In the Second World War, Cameron combined teaching with work for the Admiralty and the Ministry of Aircraft Production Telecommunications Research Establishment. The Superintendent, for whom Cameron worked, was the then 40-year-old Philip Dee FRS, picked by CTR Wilson, Nobel Prize winner of cloud- chamber fame, to be a Fellow of Sidney Sussex, Cambridge, and lecturer in the Cavendish Laboratory. Cameron, whose interest in magnetic stress had been roused years before by Edward Taylor Jones, was extremely useful in addressing the practical problems posed by mine detection and it was he who first suggested that Dee in the middle of the war should apply for Jones's chair of natural philosophy. Their friendship was to be fruitful for the following 30 years.

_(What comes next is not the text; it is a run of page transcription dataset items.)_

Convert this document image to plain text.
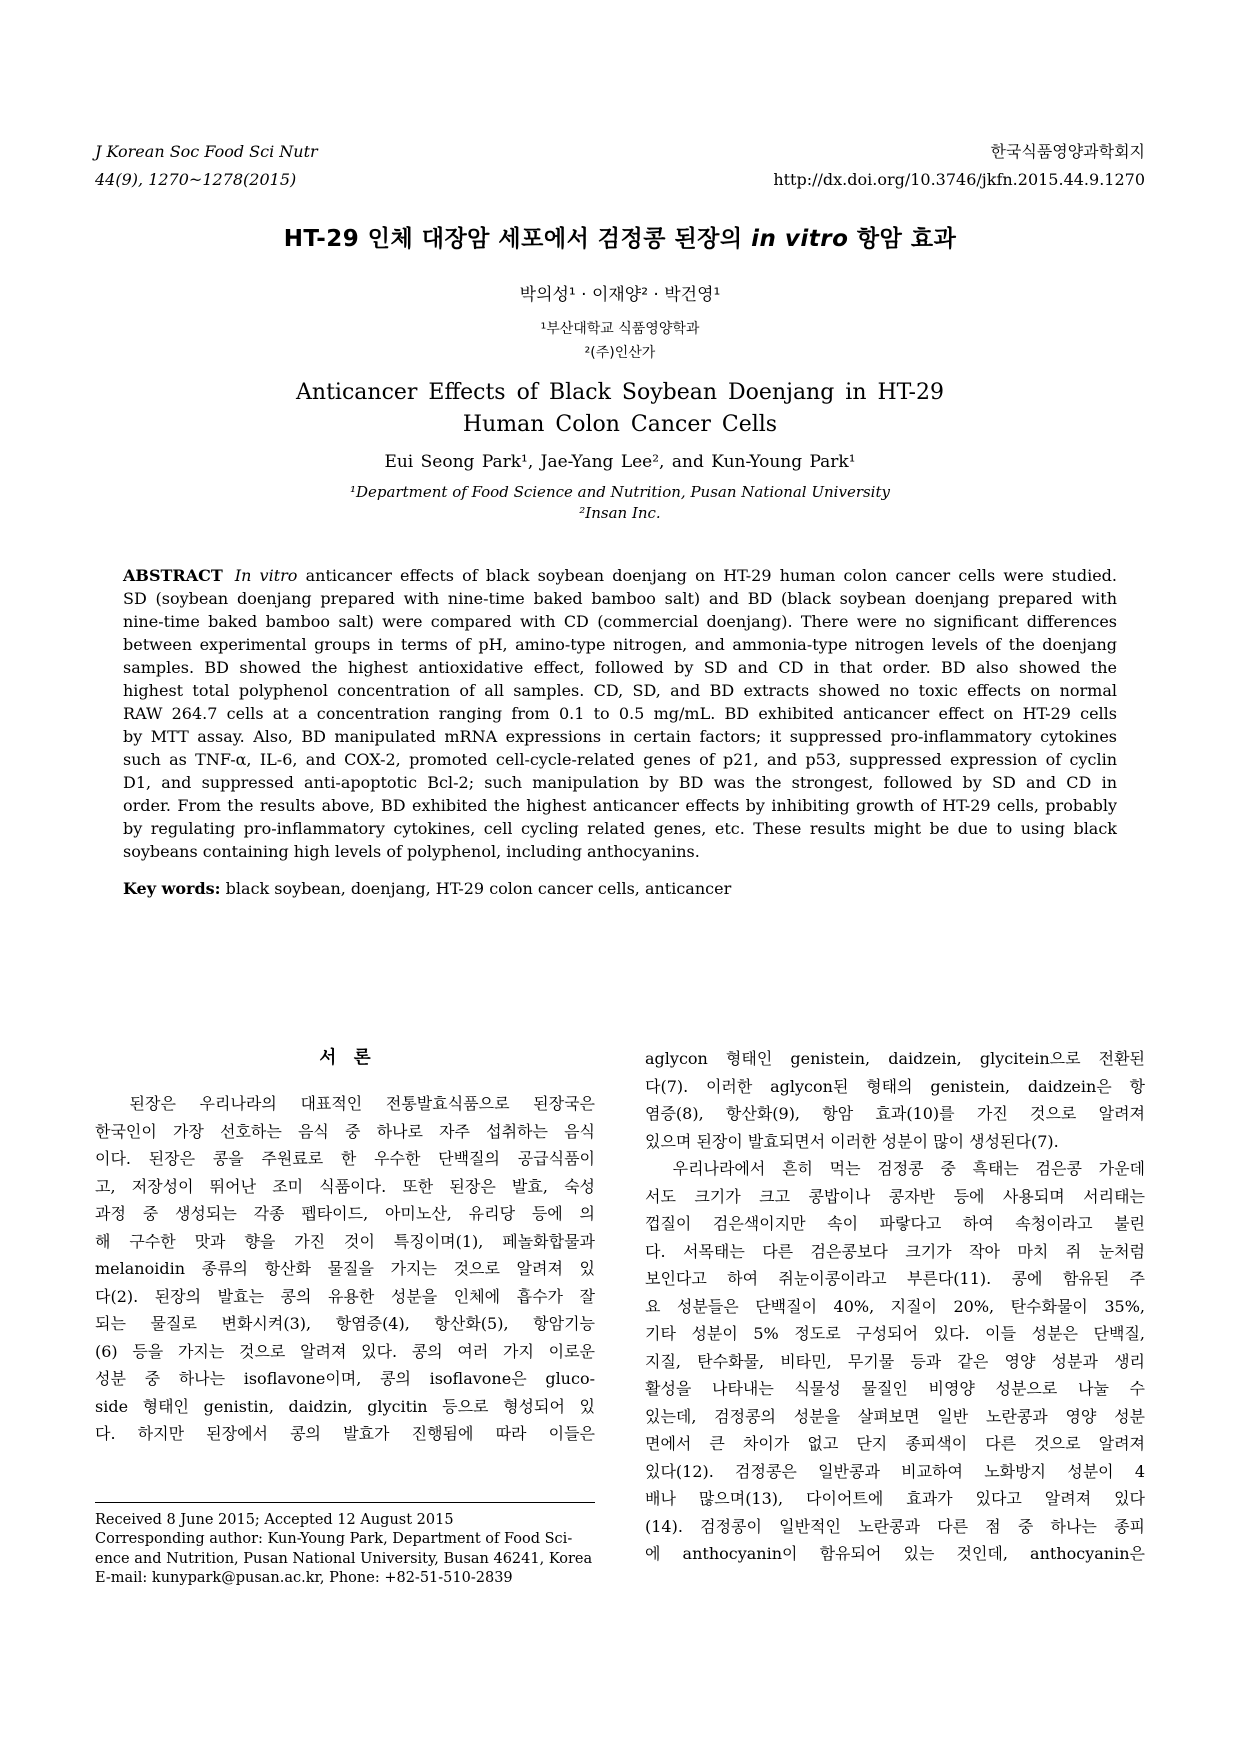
J Korean Soc Food Sci Nutr
44(9), 1270~1278(2015)
한국식품영양과학회지
http://dx.doi.org/10.3746/jkfn.2015.44.9.1270
HT-29 인체 대장암 세포에서 검정콩 된장의 in vitro 항암 효과
박의성¹ · 이재양² · 박건영¹
¹부산대학교 식품영양학과
²(주)인산가
Anticancer Effects of Black Soybean Doenjang in HT-29
Human Colon Cancer Cells
Eui Seong Park¹, Jae-Yang Lee², and Kun-Young Park¹
¹Department of Food Science and Nutrition, Pusan National University
²Insan Inc.
ABSTRACT In vitro anticancer effects of black soybean doenjang on HT-29 human colon cancer cells were studied.
SD (soybean doenjang prepared with nine-time baked bamboo salt) and BD (black soybean doenjang prepared with
nine-time baked bamboo salt) were compared with CD (commercial doenjang). There were no significant differences
between experimental groups in terms of pH, amino-type nitrogen, and ammonia-type nitrogen levels of the doenjang
samples. BD showed the highest antioxidative effect, followed by SD and CD in that order. BD also showed the
highest total polyphenol concentration of all samples. CD, SD, and BD extracts showed no toxic effects on normal
RAW 264.7 cells at a concentration ranging from 0.1 to 0.5 mg/mL. BD exhibited anticancer effect on HT-29 cells
by MTT assay. Also, BD manipulated mRNA expressions in certain factors; it suppressed pro-inflammatory cytokines
such as TNF-α, IL-6, and COX-2, promoted cell-cycle-related genes of p21, and p53, suppressed expression of cyclin
D1, and suppressed anti-apoptotic Bcl-2; such manipulation by BD was the strongest, followed by SD and CD in
order. From the results above, BD exhibited the highest anticancer effects by inhibiting growth of HT-29 cells, probably
by regulating pro-inflammatory cytokines, cell cycling related genes, etc. These results might be due to using black
soybeans containing high levels of polyphenol, including anthocyanins.
Key words: black soybean, doenjang, HT-29 colon cancer cells, anticancer
서　론
　된장은 우리나라의 대표적인 전통발효식품으로 된장국은
한국인이 가장 선호하는 음식 중 하나로 자주 섭취하는 음식
이다. 된장은 콩을 주원료로 한 우수한 단백질의 공급식품이
고, 저장성이 뛰어난 조미 식품이다. 또한 된장은 발효, 숙성
과정 중 생성되는 각종 펩타이드, 아미노산, 유리당 등에 의
해 구수한 맛과 향을 가진 것이 특징이며(1), 페놀화합물과
melanoidin 종류의 항산화 물질을 가지는 것으로 알려져 있
다(2). 된장의 발효는 콩의 유용한 성분을 인체에 흡수가 잘
되는 물질로 변화시켜(3), 항염증(4), 항산화(5), 항암기능
(6) 등을 가지는 것으로 알려져 있다. 콩의 여러 가지 이로운
성분 중 하나는 isoflavone이며, 콩의 isoflavone은 gluco-
side 형태인 genistin, daidzin, glycitin 등으로 형성되어 있
다. 하지만 된장에서 콩의 발효가 진행됨에 따라 이들은
Received 8 June 2015; Accepted 12 August 2015
Corresponding author: Kun-Young Park, Department of Food Sci-
ence and Nutrition, Pusan National University, Busan 46241, Korea
E-mail: kunypark@pusan.ac.kr, Phone: +82-51-510-2839
aglycon 형태인 genistein, daidzein, glycitein으로 전환된
다(7). 이러한 aglycon된 형태의 genistein, daidzein은 항
염증(8), 항산화(9), 항암 효과(10)를 가진 것으로 알려져
있으며 된장이 발효되면서 이러한 성분이 많이 생성된다(7).
　우리나라에서 흔히 먹는 검정콩 중 흑태는 검은콩 가운데
서도 크기가 크고 콩밥이나 콩자반 등에 사용되며 서리태는
껍질이 검은색이지만 속이 파랗다고 하여 속청이라고 불린
다. 서목태는 다른 검은콩보다 크기가 작아 마치 쥐 눈처럼
보인다고 하여 쥐눈이콩이라고 부른다(11). 콩에 함유된 주
요 성분들은 단백질이 40%, 지질이 20%, 탄수화물이 35%,
기타 성분이 5% 정도로 구성되어 있다. 이들 성분은 단백질,
지질, 탄수화물, 비타민, 무기물 등과 같은 영양 성분과 생리
활성을 나타내는 식물성 물질인 비영양 성분으로 나눌 수
있는데, 검정콩의 성분을 살펴보면 일반 노란콩과 영양 성분
면에서 큰 차이가 없고 단지 종피색이 다른 것으로 알려져
있다(12). 검정콩은 일반콩과 비교하여 노화방지 성분이 4
배나 많으며(13), 다이어트에 효과가 있다고 알려져 있다
(14). 검정콩이 일반적인 노란콩과 다른 점 중 하나는 종피
에 anthocyanin이 함유되어 있는 것인데, anthocyanin은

Cameron encouraged teachers to develop contacts with the university and take courses in holiday periods to keep abreast of the rapidly changing approach to physics, decades before schoolteacher fellowships and university-school relationships became fashionable. A great many working-class boys (and a handful of lassies) owe their careers in science and industry to Cameron's initiatives. When Dee died in 1983, Cameron compared his role as a great teacher of clever and gifted physicists in Scotland to that of Sommerfeld in Austria and Germany in the 1920s and 1930s at Gottingen.

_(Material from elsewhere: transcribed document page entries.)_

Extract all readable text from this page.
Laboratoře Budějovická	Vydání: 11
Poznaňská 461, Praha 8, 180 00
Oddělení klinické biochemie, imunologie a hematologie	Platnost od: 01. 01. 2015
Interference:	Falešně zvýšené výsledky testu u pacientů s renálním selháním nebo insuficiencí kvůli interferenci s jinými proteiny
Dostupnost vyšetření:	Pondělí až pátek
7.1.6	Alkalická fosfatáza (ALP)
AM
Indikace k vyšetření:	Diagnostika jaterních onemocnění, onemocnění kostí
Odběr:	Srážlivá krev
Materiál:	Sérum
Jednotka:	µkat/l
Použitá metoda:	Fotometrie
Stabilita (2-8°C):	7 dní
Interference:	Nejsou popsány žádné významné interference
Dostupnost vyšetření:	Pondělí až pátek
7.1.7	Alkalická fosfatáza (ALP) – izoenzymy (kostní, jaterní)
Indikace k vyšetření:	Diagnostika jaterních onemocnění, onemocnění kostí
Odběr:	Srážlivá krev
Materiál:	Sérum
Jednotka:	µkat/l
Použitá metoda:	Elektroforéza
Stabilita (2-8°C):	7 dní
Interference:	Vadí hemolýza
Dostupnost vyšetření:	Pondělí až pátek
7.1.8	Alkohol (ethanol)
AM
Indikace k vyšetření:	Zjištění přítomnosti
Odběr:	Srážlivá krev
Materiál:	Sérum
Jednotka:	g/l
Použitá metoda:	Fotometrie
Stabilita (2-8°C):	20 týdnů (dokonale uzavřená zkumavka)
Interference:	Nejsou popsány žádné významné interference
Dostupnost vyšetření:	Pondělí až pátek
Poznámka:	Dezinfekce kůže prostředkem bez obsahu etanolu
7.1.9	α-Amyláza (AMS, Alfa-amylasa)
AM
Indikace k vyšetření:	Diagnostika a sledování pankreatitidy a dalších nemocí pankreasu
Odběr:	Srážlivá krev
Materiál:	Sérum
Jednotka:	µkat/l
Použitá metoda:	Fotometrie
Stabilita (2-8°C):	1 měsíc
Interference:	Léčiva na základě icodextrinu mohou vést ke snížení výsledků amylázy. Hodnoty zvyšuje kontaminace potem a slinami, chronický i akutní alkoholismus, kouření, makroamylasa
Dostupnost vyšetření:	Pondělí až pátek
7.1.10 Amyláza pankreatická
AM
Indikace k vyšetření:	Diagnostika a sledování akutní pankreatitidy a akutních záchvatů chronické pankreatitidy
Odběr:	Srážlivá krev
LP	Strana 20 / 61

In 1946 Cameron was headhunted by the Ayrshire County Council education committee to apply for the post of Deputy Director of Education. At that time, Ayrshire education was bedevilled by a series of vastly complicated entailed trusts, of which the case of the Marr Trust was only the most celebrated. It was among Cameron's tasks to merge these sources of finance for the benefit of Ayrshire pupils as a whole, which he accomplished with characteristic painstaking skill. He is also remembered for contributing the wisdom of Solomon to the vexed issue of the building of Roman Catholic schools to which they were entitled under the 1918 Act but which caused considerable resentment in 'orange' areas of the county. In Ayrshire, as a fervent believer in modern-language teaching - he once told me that he would like to have studied French and German at university but thought that he was more likely to get a job by tackling physics - he pioneered language teaching under the benevolent eye of the director, the formidable WTH Inglis. In 1947 Cameron insisted in the face of acrimony on bringing young German teachers to Ayrshire schools on an annual basis to promote the learning of spoken German. Two years after VE Day that took some guts.

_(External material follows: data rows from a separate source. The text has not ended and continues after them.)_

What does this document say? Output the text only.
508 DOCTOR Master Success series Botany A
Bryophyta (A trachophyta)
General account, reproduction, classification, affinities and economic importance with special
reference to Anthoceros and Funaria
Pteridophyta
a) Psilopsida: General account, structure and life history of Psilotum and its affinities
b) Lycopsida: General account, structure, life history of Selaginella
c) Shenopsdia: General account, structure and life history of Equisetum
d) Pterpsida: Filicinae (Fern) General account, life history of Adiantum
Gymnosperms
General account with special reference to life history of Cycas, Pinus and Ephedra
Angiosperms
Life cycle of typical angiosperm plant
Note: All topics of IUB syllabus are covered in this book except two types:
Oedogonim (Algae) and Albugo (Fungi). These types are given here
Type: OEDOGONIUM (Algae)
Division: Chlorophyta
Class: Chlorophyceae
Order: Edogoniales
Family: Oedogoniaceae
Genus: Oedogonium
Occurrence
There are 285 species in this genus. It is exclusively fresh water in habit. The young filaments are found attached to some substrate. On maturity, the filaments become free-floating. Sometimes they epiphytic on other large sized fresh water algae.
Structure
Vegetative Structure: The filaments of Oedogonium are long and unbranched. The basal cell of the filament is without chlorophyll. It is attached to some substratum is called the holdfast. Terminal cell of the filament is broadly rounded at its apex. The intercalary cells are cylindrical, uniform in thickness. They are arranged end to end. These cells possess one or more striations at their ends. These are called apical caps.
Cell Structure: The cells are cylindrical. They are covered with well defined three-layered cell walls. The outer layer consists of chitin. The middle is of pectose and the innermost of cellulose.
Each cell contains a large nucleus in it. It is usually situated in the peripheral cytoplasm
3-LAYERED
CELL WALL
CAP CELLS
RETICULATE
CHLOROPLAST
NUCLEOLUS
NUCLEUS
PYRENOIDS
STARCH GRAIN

Predictably, in 1962, after two years as director of education for Dumbartonshire, he was the first to give the imprimatur of approval for hundreds of his pupils to go on the ship's school Dunera for fortnightly educational cruises. It was important to him that the tough, mostly unacademic boys and girls of Kirkintilloch and Vale of Leven should get their opportunity for a taste of Europe. For this academically gifted mathematician obligations to non-academic pupils became uppermost in his mind as he neared retirement. As a result of the favourable impression that he made on Sir Donald Anderson, then chairman and managing director of P & O, and his brother Sir Colin Anderson, a director of P & O Marine Insurance, the Midland Bank and umpteen other organisations, Cameron was put on the advisory board for school cruising. Sir Donald, par excellence the successful London Scot, told me, 'Cameron is the kind of fellow whose ideas and participation we back with money' (British India had put in pounds 5m to converting the Dunera from a troopship); but then judgement was Cameron's greatest strength.

From my personal experience on the ship's school and a Scottish education I can say that he performed the supreme task of a director of education, the picking of the right headteachers, with unerring accuracy. Leading headmasters like William Monaghan, President of the Educational Institute of Scotland, and Alec Rennie, brother of John Rennie of John Brown's who built the Queen Mary and Queen Elizabeth, held Cameron in the very highest regard. Such regard from those in the position to know was the best testimony.